Ioana räuspert sich: »Und? Noch was vor heute?«

»Mhm … zuerst muss ich mir einen Mann und zwei Kinder suchen, dann hab ich noch einen Job in einer EDV-Firma«, antworte ich.

»Sehr ambitioniert, wie immer«, witzelt Ioana.

»Irgendeine Ahnung, wo ich die finden kann?«

»Ich nehme nicht an, dass du von der Firma sprichst?« Meine Freundin ist einfach unheimlich hell im Kopf. »Also wenn es um den Mann und die Kinder geht … da würd ich mal bei einem Kinderspielplatz suchen. Vielleicht findest du da ja einen scharfen Alleinerzieher. Warum willst du gleich Kinder dazu? Wie wär’s mit eigenen, hm?«

Ich gucke über meine Brillenränder hinweg: »Das wäre ein etwas übertriebenes Engagement, um eine Alibi-Familie für meinen nächsten Arbeitgeber zu beschaffen.«

Ioana begreift: »Ooh, Alibi, alles klar. Warum nimmst du nicht die Kinder von meiner Cousine?«

»Zu hässlich.«

»Ja, das versteh ich, man hat schließlich seinen Stolz.«

Es ist schön, verstanden zu werden.

»Weißt du, du könntest es ruhig mal wieder mit einem echten Mann probieren, finde ich«, schlägt Ioana vor und schaut mich dabei sehr vorsichtig an. Sie weiß, dass das ein heikles Thema bei mir ist. Ich bin Weltmeisterin, wenn es darum geht, Typen von mir fernzuhalten. Anhimmeln aus sicherer Distanz oder völlig unverbindliche Kurzaffären, das geht. Dieses echte Beziehungsding liegt mir nicht so. Ich habe meinen Kater, das reicht.

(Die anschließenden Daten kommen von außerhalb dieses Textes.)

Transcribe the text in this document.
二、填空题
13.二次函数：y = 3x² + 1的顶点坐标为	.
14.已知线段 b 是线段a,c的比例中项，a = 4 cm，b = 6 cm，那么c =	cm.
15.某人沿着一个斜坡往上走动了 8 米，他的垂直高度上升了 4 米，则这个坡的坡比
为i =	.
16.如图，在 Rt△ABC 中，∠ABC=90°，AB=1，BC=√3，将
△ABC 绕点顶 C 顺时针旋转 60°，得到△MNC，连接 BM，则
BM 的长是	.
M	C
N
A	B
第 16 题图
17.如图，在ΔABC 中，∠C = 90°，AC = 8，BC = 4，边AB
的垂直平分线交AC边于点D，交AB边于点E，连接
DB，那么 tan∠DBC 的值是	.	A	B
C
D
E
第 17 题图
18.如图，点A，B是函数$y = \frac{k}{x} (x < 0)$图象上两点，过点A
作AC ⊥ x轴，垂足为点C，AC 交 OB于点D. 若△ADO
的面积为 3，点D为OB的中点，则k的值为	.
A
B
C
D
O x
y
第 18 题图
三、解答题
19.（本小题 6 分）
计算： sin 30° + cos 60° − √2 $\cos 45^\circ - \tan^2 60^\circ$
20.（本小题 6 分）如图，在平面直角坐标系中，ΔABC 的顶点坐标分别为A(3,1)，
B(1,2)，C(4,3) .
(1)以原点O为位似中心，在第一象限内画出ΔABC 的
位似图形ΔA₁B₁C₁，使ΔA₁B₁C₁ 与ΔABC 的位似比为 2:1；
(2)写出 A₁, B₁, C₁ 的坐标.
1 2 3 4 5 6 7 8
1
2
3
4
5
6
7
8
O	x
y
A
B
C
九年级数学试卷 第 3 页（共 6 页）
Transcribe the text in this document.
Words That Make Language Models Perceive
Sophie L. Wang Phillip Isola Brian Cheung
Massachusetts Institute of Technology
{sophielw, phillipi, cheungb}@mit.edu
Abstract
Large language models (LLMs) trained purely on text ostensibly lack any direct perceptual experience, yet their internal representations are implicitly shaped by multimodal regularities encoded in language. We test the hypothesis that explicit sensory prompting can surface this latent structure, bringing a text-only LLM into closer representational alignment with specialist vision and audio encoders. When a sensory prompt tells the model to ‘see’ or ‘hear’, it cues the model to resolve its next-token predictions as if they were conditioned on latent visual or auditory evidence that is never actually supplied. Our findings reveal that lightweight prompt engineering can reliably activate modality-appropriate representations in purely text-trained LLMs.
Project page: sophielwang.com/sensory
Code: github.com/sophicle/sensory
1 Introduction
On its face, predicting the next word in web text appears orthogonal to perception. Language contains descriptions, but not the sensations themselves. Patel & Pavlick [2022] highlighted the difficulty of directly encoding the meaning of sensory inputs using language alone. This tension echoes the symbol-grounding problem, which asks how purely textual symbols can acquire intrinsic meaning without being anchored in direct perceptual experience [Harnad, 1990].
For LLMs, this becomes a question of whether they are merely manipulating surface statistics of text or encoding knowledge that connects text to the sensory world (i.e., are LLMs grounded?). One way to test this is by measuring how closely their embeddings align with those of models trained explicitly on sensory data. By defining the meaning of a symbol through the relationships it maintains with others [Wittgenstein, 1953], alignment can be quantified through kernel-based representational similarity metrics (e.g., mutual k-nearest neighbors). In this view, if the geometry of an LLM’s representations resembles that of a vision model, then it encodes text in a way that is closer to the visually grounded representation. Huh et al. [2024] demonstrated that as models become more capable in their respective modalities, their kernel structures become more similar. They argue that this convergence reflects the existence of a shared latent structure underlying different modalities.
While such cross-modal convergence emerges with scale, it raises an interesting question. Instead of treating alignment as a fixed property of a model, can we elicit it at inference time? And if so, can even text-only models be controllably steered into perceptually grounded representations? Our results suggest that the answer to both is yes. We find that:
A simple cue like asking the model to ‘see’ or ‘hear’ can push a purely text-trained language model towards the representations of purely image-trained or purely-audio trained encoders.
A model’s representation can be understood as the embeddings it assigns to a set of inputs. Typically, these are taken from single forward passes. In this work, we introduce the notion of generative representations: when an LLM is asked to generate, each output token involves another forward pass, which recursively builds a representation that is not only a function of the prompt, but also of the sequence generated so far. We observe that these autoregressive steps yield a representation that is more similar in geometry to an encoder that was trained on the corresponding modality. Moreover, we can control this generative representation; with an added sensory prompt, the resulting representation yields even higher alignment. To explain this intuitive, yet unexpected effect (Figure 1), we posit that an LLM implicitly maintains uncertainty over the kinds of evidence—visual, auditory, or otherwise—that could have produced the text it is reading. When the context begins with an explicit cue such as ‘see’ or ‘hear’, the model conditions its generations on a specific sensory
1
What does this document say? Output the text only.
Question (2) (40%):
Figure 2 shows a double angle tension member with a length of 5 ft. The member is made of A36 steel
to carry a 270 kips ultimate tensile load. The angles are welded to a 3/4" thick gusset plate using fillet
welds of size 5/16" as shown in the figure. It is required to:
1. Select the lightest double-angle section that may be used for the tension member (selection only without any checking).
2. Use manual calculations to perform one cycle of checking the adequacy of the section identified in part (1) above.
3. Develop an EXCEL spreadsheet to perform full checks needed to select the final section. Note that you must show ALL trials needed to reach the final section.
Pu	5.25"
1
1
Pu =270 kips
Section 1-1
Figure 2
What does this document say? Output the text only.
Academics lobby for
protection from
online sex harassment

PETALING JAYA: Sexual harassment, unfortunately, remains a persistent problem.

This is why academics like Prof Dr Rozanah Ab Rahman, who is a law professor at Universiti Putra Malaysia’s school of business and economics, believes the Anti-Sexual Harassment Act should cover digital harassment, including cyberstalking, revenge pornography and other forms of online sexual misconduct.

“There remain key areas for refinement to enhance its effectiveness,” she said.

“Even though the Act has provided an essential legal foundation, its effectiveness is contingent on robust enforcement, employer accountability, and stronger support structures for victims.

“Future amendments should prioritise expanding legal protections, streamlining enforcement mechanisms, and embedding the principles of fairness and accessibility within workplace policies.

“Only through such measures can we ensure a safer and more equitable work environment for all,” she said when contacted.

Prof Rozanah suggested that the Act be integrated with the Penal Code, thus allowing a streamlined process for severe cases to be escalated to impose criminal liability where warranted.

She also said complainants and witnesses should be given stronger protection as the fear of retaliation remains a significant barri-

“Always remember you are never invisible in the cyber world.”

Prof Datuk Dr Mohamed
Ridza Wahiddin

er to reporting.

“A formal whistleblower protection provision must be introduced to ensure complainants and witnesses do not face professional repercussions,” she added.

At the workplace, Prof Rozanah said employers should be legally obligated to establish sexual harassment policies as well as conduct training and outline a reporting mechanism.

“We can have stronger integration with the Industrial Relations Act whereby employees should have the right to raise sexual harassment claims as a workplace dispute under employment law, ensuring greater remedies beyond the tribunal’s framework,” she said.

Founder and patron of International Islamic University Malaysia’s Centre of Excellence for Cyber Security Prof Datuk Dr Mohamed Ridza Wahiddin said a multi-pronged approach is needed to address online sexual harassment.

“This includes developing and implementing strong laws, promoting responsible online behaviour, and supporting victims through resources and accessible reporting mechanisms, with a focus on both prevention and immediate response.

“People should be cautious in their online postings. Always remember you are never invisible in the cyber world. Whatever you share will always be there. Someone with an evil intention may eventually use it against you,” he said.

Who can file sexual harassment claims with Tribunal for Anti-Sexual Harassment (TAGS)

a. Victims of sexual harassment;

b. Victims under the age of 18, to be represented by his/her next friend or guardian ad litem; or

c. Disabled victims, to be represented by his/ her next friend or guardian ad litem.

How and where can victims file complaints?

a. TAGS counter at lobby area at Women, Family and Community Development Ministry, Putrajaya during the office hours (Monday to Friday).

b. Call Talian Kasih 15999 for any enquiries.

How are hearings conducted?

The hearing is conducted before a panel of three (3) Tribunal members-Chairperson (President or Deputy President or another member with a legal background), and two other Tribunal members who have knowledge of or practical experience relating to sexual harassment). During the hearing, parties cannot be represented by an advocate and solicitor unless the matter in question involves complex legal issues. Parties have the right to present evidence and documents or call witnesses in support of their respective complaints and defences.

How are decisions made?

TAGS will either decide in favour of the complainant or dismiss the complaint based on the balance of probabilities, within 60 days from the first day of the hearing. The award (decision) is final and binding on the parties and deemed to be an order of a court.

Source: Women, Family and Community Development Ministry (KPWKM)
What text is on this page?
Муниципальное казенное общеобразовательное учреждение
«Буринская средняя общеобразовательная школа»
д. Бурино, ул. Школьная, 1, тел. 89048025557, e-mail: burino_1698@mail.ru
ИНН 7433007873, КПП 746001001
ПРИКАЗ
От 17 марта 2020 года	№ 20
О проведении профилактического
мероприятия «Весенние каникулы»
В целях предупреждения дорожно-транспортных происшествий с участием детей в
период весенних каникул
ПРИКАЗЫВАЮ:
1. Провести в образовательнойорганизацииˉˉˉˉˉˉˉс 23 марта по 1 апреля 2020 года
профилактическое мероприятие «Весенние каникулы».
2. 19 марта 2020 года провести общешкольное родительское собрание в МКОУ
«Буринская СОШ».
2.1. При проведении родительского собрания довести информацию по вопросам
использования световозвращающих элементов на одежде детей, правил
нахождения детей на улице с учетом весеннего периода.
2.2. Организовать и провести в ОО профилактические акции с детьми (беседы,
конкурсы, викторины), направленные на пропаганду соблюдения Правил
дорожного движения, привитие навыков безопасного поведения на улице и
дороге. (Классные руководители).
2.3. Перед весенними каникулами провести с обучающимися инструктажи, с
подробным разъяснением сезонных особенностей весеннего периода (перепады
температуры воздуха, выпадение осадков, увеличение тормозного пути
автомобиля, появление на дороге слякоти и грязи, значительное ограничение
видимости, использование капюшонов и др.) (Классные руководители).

Ioana erinnert mich noch daran, dass übernächsten Samstag Familienpicknick ist. Die ganze Horde von Ioanas Großfamilie trifft sich einmal im Jahr, um Neuigkeiten auszutauschen. Ich freu mich richtig drauf – vor allem auf Oma Adela. Dann umarmen wir uns und gehen beide unserer Wege.

»Kinderspielplatz«, murmle ich und mache mich auf die Suche. Aber vorher lege ich kurz einen Stopp ein, um Katzenfutter zu kaufen.

Der Ehemann

Ich finde einen Spielplatz und sehe mich um. Weit und breit niemand. Eigentlich auch kein Wunder, es ist ja erst Mittag an einem Schultag. Als ich mich zum Ausgang umdrehe, sehe ich ihn, wie er mit seinen beiden Kindern auf mich zukommt. Mein zukünftiger Ehemann. Er sieht gut aus. Dunkle verwuschelte Haare, Dreitagebart, breite Schultern, aber nicht so peinlich auftrainierte, sondern eine Naturschönheit. Er lächelt seiner kleinen Tochter zu, die ihm gerade irgendetwas mit Händen und Füßen erklärt. Es ist ein süßes verschmitztes großes Jungs-Lächeln. Zum Anbeißen. Fast bin ich ein bisschen traurig, dass ich ihn nicht wirklich heiraten werde. Die Tochter ist sehr energisch, aber niedlich. Und der sichtlich gelangweilte Bruder sieht auch schnuckelig aus.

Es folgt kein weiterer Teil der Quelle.